Se, poi, si considera che l’Italia è da cima Testa Gemella Occidentale nelle Alpi Aurine, estremo nord del Paese, a punta Pesce nell’Isola di Lampedusa, estremo sud del confine nazionale, lunga circa 1300 km, beh, con gli sci ai piedi possiamo idealmente percorrerla per quasi 4 volte e mezza.

L’Italia è decisamente un paese di sci. E infatti, a ben contare, ci sono più impianti sciistici che stadi di calcio, 1.803 contro 1.626, escludendo, ovviamente, i campi sportivi dilettantistici, che sono 12.415.

I numeri parlano chiaro e ci dicono molto su quanto sia importante lo sci in Italia e quanto sia esteso e vario su tutto il territorio nazionale. Si scia, a est, lungo piste tra rocce di dolomia, a ovest, tra montagne di granito; si scia sulle Prealpi e sulla dorsale appenninica, tra nordiche abetaie e virgiliani faggeti; si scia oltre i 3 mila metri e sia scia al di sotto di quota mille; si scia ammirando cristallini laghi alpini, quanto gli azzurri mari d’Italia: dall’Adriatico al Tirreno, al Mediterraneo. Non credo che vi sia al mondo un luogo con una tale varietà di scenari sciistici.
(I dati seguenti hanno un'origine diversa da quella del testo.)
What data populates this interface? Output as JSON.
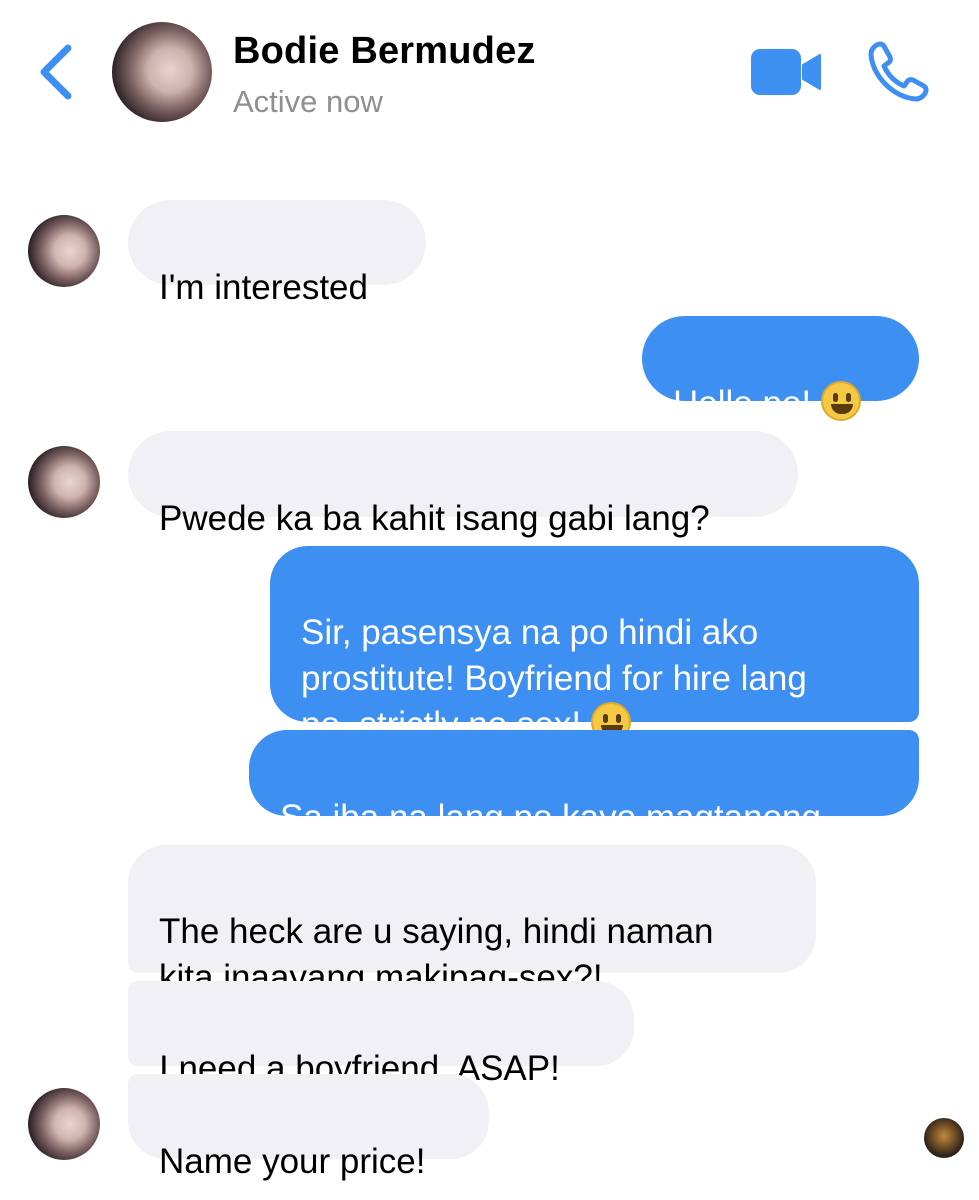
{
  "header": {
    "contact_name": "Bodie Bermudez",
    "status": "Active now",
    "back_icon": "chevron-left-icon",
    "video_icon": "video-camera-icon",
    "phone_icon": "phone-icon"
  },
  "colors": {
    "accent": "#3d8ff2",
    "incoming_bubble": "#f1f0f5",
    "status_text": "#8e8e93"
  },
  "messages": [
    {
      "from": "contact",
      "text": "I'm interested"
    },
    {
      "from": "me",
      "text": "Hello po!",
      "emoji": "grinning-face"
    },
    {
      "from": "contact",
      "text": "Pwede ka ba kahit isang gabi lang?"
    },
    {
      "from": "me",
      "text": "Sir, pasensya na po hindi ako\nprostitute! Boyfriend for hire lang\npo, strictly no sex!",
      "emoji": "grinning-face-with-sweat"
    },
    {
      "from": "me",
      "text": "Sa iba na lang po kayo magtanong."
    },
    {
      "from": "contact",
      "text": "The heck are u saying, hindi naman\nkita inaayang makipag-sex?!"
    },
    {
      "from": "contact",
      "text": "I need a boyfriend, ASAP!"
    },
    {
      "from": "contact",
      "text": "Name your price!"
    }
  ]
}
Su questo dato di fatto, trentuno anni fa, l’8 marzo 1991, veniva approvata dalla Camera e dal Senato e promulgata dal Presidente della Repubblica la legge che disciplina i professionisti della montagna, maestri di sci e guide alpine. Una legge quadro che, nel suo essere legge nazionale, garantiva livelli di preparazione professionale minimi uniformi e al contempo, nel suo essere legge d’indirizzo, delegava alle singole Regioni di promulgare apposite leggi territoriali, attraverso le quali si riconosceva la varietà e la diversità della montagna italiana e quindi anche della sua offerta sciistica.

La legge numero 81 del 1991 e le leggi regionali che ne seguirono furono una grande conquista per le professioni della montagna. Che ne ricevettero la giusta considerazione e il giusto rispetto.

Oggi, ma è da tempo oramai, si sta parlando di promulgare una nuova legge ad ampio spettro “per lo sviluppo e la valorizzazione delle zone montane”, che preveda speciali strategie a beneficio di tutti gli operatori, in modo che vivere, lavorare, crescere in montagna possa essere meno difficile e svantaggioso di quanto oggi sia, e così arginando quello spopolamento che inesorabilmente si registra di anno in anno.

Ebbene, che la legge della montagna sia promulgata al più presto ma che essa anche, al pari della legge n. 81 del 1991 che definisce le professioni della neve e della roccia, sappia considerare e rispettare, nei comuni valori della montagna, la sua varietà e la sua diversità, per essere davvero, così, una buona legge.